McCabe’s portrait of Mary Somerville (1780-1822) reminds us of the long history of equity struggles that continue today; here are the opening and closing lines of that poem, “Perspectives”:
|The strain of abstract thought, her father feared,
might injure her tender female frame. It did not.
It was more the needlework, the pianoforte
at Miss Primose’s Boarding School for Girls
in dreary Musselburgh which fettered her spirit.
[…] How difficult it was to be a young lady
and midwife to the birth of Neptune.
Mathematics in McCabe’s stanzas is more decorative than substantive; his mathematical imagery is ornamental and without deep meaning.

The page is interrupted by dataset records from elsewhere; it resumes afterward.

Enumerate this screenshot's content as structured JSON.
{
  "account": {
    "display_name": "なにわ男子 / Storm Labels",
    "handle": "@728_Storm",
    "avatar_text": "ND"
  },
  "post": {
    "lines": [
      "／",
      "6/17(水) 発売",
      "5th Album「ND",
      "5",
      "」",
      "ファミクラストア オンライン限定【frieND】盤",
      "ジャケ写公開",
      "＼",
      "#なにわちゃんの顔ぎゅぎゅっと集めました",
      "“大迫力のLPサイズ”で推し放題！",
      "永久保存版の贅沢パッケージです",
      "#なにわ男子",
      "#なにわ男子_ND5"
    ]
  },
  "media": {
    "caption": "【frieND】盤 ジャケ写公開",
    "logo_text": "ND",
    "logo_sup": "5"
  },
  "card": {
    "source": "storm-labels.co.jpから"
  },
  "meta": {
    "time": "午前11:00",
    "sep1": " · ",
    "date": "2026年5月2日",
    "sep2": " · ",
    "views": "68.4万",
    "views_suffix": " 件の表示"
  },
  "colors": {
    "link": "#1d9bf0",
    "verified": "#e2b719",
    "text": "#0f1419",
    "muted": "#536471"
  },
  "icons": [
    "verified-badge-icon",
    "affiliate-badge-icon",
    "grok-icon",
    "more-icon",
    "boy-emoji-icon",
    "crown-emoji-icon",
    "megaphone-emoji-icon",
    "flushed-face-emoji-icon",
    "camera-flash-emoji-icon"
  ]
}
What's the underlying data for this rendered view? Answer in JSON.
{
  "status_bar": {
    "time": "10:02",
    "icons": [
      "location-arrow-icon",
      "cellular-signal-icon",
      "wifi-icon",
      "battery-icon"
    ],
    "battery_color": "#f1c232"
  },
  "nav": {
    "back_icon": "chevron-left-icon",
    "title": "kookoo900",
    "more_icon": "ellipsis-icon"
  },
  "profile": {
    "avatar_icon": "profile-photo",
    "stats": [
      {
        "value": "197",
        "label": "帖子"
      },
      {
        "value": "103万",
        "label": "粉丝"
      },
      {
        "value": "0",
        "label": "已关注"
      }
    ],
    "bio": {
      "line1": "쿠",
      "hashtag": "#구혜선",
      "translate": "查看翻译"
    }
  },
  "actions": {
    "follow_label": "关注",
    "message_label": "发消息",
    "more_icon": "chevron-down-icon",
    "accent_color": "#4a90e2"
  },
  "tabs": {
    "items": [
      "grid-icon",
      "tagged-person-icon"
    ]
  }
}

In “Throur”, for example, he names real and complex number sets and uses the powerful word “isomorphic” as if it does not matter what the terms mean. His use of “number” as if it meant only “integer”—occurring in the first of his Notes, where he defines “twin primes”—may be an error noticed only by those who have studied higher mathematics, but do we not also expect accuracy and precision from poets as well as mathematicians!
On the other hand, McCabe’s inventiveness is perhaps elevated by his distance from the rigors practiced by a mathematician. He finds delight in things I might take for granted. Indeed, even I smiled while reading “The Romans”—in which a Mafia boss forces introduction of the Roman numerals, a loathsome crime against all thinking persons. I also much enjoyed a poem dedicated to Ludolf van Ceulen (1540-1610) whose title begins, “Three Point One Four One Five Nine Two …” This poem about the computation of Π imagines an auction with each newly calculated digit raising the bid. Indeed, working out Π continues in 2011 as a worldwide contest; a recent record was set with more than 5 trillion digits.
In my life I play many roles—mathematician, poet, parent, teacher, blogger—and it is from within the blogger role that I make my final comments on Brian McCabe’s Zero. This collection is a rich source of poems that I would (if McCabe and Polygon granted permission) delightedly post on my blog, “Intersections: Poetry with Mathematics”,—and my readers would comment with praise for such postings. These poems fit together nicely to build a collection; moreover, each stands well alone and singly offers readers a savory morsel. McCabe’s poems are accessible and interesting. Enjoy them!